Ray Bernabei

Personal information
- Full name: Raymond Bernabei
- Date of birth: November 26, 1925
- Place of birth: New Castle, Pennsylvania, United States
- Date of death: September 5, 2008 (aged 82)
- Place of death: Longwood, Florida, United States
- Position: Fullback

Youth career
- 1946–1949: Indiana University of Pennsylvania

Senior career*
- Years: Team / Apps / (Gls)
- 1949–1963: Harmarville Hurricanes

Managerial career
- 1950: Indiana University of Pennsylvania

= Raymond Bernabei =

American soccer player and referee

Ray Bernabei (November 26, 1925 - September 5, 2008) was a US soccer fullback who played eleven seasons with the Harmarville Hurricanes. He was also a long time collegiate and professional referee. He is a member of both the National Soccer Hall of Fame and the National Intercollegiate Soccer Officials Association (NISOA) Hall of Fame.

==Player==
Bernabei played as a youth player with the Indianolo Indians. He attended Indiana University of Pennsylvania, playing and coaching soccer at the school from 1946 to 1950. He was inducted into the school's Athletic Hall of Fame in 1996. In 1949, he joined the semi-professional Harmarville Hurricanes. He would play with Harmarville until his retirement in 1963. During these years, Harmarville was a national powerhouse winning the 1952 and 1956 U.S. Open Cups, and finishing runner up in 1953. Harmarville also lost in the finals of the 1950 and 1951 Amateur Cups.

==Referee==
Bernabei served as a collegiate and professional referee for forty-three years. During this time, he officiated two NCAA finals.
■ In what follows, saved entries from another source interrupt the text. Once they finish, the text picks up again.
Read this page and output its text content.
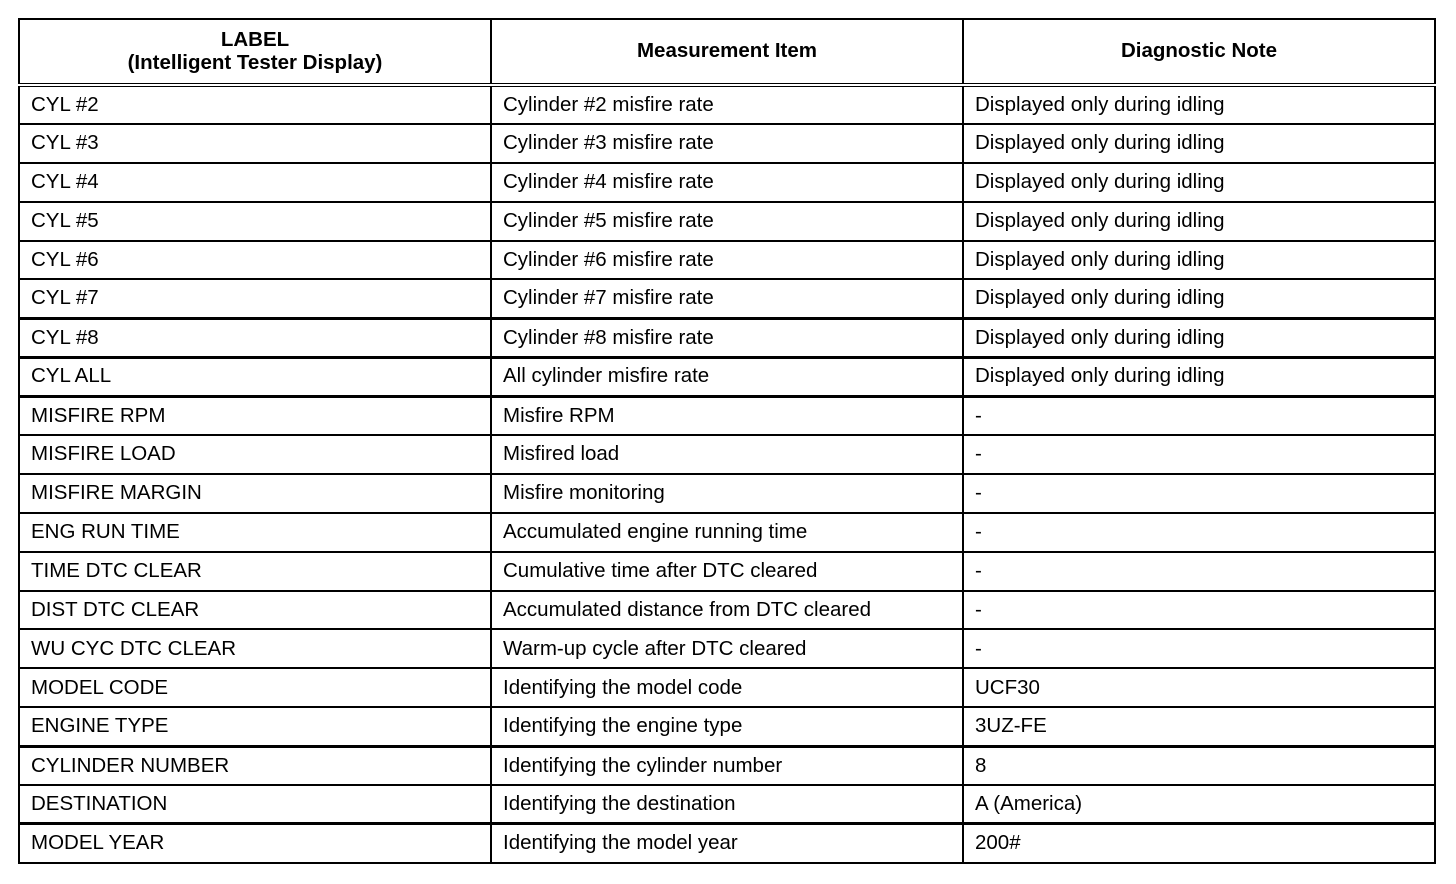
LABEL
(Intelligent Tester Display)	Measurement Item	Diagnostic Note
CYL #2	Cylinder #2 misfire rate	Displayed only during idling
CYL #3	Cylinder #3 misfire rate	Displayed only during idling
CYL #4	Cylinder #4 misfire rate	Displayed only during idling
CYL #5	Cylinder #5 misfire rate	Displayed only during idling
CYL #6	Cylinder #6 misfire rate	Displayed only during idling
CYL #7	Cylinder #7 misfire rate	Displayed only during idling
CYL #8	Cylinder #8 misfire rate	Displayed only during idling
CYL ALL	All cylinder misfire rate	Displayed only during idling
MISFIRE RPM	Misfire RPM	-
MISFIRE LOAD	Misfired load	-
MISFIRE MARGIN	Misfire monitoring	-
ENG RUN TIME	Accumulated engine running time	-
TIME DTC CLEAR	Cumulative time after DTC cleared	-
DIST DTC CLEAR	Accumulated distance from DTC cleared	-
WU CYC DTC CLEAR	Warm-up cycle after DTC cleared	-
MODEL CODE	Identifying the model code	UCF30
ENGINE TYPE	Identifying the engine type	3UZ-FE
CYLINDER NUMBER	Identifying the cylinder number	8
DESTINATION	Identifying the destination	A (America)
MODEL YEAR	Identifying the model year	200#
He also served as the president and executive director of the National Intercollegiate Soccer Officials Association.

He was inducted into the National Intercollegiate Soccer Officials Association (NISOA) Hall of Fame in 1976, the National Soccer Hall of Fame in 1978, and received the Bill Jeffrey Award for outstanding service to intercollegiate soccer in 1985. He died in Florida from complications related to non-Hodgkin's lymphoma.